Water Resources, Climate Change, Water Facility Management

Major Advisor

Farhed A. Shah

Associate Advisor

Stephen Swallow

Associate Advisor

Richard Anyah

Field of Study

Agricultural and Resource Economics

Degree

Doctor of Philosophy

Open Access

Open Access

Abstract

Dam construction has increased rapidly since the 1950’s, especially in developing countries. Climate change is likely to impact the demand for new dams as well as future water and sediment inflow in rivers, thereby influencing the utility, management, and lifetime of dams. Proper construction of dams and sediment management can also help reduce the cost and mitigate the risks dams might be facing as a result of changing climate patterns, which will allow communities to utilize water resources more efficiently and sustainably.

This dissertation develops a series of dynamic optimization models to determine how the size of different type of dams and their management strategies can help achieve the above goals.

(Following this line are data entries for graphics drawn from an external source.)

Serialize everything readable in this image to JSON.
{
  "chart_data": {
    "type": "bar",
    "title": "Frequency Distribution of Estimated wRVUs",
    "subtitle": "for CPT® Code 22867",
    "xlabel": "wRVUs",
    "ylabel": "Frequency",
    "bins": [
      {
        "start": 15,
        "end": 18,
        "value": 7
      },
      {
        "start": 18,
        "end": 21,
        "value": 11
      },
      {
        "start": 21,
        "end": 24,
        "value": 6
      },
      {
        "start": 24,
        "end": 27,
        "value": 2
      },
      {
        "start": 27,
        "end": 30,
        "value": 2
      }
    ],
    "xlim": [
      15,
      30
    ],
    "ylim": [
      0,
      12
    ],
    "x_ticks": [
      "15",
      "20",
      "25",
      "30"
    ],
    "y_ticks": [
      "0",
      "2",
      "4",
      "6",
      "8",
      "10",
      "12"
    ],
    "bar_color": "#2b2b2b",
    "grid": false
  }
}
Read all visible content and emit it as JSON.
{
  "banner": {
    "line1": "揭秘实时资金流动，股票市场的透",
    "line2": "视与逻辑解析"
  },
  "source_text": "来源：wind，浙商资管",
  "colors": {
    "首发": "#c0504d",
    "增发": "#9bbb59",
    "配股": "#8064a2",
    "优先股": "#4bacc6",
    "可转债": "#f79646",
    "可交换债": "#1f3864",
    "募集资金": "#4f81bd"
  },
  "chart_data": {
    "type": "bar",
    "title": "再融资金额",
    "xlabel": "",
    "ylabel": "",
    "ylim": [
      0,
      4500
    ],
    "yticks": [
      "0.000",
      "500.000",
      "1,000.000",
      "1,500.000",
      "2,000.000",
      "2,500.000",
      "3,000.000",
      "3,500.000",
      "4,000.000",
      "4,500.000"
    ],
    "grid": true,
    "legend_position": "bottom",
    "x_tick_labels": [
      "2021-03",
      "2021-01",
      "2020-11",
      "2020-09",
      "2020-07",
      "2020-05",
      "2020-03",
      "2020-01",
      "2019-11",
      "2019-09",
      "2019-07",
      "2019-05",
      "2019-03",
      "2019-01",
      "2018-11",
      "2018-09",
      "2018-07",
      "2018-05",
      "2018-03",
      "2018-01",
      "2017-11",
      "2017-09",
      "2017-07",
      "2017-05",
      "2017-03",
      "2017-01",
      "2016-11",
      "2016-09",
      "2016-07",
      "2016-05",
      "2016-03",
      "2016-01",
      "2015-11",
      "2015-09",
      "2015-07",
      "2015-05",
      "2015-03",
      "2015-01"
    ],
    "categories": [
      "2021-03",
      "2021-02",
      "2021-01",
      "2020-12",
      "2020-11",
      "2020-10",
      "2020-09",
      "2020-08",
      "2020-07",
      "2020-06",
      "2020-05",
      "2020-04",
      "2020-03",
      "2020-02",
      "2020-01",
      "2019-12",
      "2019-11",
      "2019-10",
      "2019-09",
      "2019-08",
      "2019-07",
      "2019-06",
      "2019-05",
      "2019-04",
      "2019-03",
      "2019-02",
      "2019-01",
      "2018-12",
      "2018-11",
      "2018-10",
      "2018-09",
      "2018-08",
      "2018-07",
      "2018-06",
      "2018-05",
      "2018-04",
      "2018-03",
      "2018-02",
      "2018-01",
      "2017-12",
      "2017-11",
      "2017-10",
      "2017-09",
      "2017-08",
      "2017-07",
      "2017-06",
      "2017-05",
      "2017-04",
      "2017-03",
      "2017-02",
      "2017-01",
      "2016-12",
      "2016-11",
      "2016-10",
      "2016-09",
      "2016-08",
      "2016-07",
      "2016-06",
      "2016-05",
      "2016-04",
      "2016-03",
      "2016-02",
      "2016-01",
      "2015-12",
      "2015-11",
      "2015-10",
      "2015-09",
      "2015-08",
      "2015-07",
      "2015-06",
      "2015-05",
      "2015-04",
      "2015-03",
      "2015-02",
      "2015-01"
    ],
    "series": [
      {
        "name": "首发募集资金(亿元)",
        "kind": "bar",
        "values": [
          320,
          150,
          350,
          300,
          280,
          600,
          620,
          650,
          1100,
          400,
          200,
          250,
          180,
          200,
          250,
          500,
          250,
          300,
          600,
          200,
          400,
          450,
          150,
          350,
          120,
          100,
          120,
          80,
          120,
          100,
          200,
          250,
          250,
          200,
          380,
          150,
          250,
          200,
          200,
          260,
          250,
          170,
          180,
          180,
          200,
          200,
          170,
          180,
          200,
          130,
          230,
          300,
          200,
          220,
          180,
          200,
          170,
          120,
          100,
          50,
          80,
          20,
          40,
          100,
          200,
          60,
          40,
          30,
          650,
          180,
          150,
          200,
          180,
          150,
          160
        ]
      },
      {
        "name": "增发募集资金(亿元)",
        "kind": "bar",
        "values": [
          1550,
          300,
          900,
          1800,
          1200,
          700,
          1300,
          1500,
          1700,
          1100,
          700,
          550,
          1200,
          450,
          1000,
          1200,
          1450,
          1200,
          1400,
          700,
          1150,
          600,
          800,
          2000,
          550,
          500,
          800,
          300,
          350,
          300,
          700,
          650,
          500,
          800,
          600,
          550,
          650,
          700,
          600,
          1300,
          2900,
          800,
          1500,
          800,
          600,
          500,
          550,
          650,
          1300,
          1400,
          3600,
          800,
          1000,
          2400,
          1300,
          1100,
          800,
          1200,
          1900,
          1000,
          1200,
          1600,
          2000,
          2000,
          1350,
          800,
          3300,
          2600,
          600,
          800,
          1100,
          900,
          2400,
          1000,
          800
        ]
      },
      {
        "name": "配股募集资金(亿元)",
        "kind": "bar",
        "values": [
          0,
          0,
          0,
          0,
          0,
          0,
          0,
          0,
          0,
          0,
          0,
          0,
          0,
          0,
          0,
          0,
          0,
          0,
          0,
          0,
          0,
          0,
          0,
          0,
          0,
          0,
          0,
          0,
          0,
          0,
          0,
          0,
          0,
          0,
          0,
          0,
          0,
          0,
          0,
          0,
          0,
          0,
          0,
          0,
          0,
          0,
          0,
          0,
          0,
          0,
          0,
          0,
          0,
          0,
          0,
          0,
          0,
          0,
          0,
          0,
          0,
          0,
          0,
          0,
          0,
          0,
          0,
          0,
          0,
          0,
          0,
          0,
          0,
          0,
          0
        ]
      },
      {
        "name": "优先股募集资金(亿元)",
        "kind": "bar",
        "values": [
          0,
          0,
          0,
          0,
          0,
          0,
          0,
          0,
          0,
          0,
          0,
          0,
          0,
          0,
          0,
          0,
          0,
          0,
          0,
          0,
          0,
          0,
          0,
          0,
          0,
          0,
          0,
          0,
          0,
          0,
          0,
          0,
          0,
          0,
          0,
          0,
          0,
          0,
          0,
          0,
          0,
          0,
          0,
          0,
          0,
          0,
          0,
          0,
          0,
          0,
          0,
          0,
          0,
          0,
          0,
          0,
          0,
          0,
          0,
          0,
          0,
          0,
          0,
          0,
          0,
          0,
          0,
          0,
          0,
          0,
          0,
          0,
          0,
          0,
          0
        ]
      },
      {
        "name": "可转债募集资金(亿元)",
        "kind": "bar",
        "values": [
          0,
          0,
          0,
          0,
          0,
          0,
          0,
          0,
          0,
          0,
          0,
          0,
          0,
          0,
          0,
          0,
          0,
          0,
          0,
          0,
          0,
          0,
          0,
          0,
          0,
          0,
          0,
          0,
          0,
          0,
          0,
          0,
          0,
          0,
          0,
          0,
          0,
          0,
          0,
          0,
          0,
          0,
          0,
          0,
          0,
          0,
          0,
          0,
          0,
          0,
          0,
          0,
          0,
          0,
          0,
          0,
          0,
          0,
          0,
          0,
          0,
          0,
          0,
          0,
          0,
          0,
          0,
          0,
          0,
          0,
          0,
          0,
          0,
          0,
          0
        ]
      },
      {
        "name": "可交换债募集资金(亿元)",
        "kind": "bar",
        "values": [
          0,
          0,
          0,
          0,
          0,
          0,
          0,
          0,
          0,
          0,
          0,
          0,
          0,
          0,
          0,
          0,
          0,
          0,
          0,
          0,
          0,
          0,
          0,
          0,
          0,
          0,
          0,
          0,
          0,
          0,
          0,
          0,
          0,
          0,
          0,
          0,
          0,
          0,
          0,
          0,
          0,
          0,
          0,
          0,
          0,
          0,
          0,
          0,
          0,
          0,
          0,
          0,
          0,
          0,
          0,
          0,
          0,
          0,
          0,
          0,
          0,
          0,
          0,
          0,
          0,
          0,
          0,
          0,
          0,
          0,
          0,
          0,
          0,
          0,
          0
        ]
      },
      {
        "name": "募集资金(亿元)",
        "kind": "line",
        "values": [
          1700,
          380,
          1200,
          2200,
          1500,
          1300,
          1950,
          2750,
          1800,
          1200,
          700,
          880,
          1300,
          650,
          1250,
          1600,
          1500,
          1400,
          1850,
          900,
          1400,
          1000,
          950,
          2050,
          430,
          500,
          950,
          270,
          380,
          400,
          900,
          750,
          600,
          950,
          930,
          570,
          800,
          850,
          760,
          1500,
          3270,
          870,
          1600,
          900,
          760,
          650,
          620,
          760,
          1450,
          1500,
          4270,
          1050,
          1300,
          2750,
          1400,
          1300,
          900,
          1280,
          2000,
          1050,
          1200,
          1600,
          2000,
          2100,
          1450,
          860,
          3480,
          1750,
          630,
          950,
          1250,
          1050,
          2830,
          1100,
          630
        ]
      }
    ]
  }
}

First, a single purpose dam’s optimization problem is explored to arrive at desirable results for maximization of net economics benefits with respect to initial reservoir capacity, sediment removal amount, and decommissioning time. Application of this model to Sambor dam in the lower Mekong River basin shows that allowing for optimal reservoir capacity and sediment removal choice has a significant impact on dam life and total net present value, in the absence of climate change considerations. However, both the desirable reservoir capacity and total net present value vary considerably with climate change. Second, management of multi purpose dams under climate change is discussed with respect to determination of optimal reservoir capacity and sediment removal. These two factors generally increase in magnitude as the functions of a dam and its potential benefits increase. Third, optimal reservoir design and systematic management of cascading dams under climate change are studied for coordinated and non-coordinated cases to arrive at the best policy solution. In the application considered, a coordinated strategy between two dams (Luang Prabang Dam and Xayaburi Dam) is beneficial for the entire system, though the difference between the total net present values from the two types of strategies is relatively small. Generally, coordination resulted in the upstream dam requiring a larger reservoir capacity and accumulating more of incoming sediment in order to ease the negative externality to the downstream dam. Finally, the possibility of dam failure is also incorporated in the model of a single dam based on expected annual peak flood flow trends. An innovation in this regard is the determination of an optimally sized spillway to protect against flood overtopping. Three categories of peak flood flow trends are considered to reflect alternate climate change scenarios. With the risk of dam failure involved, the optimal choice of reservoir capacity and spillway capacity are significantly impacted by water availability and the amount of incoming sediment as influenced by climate factors.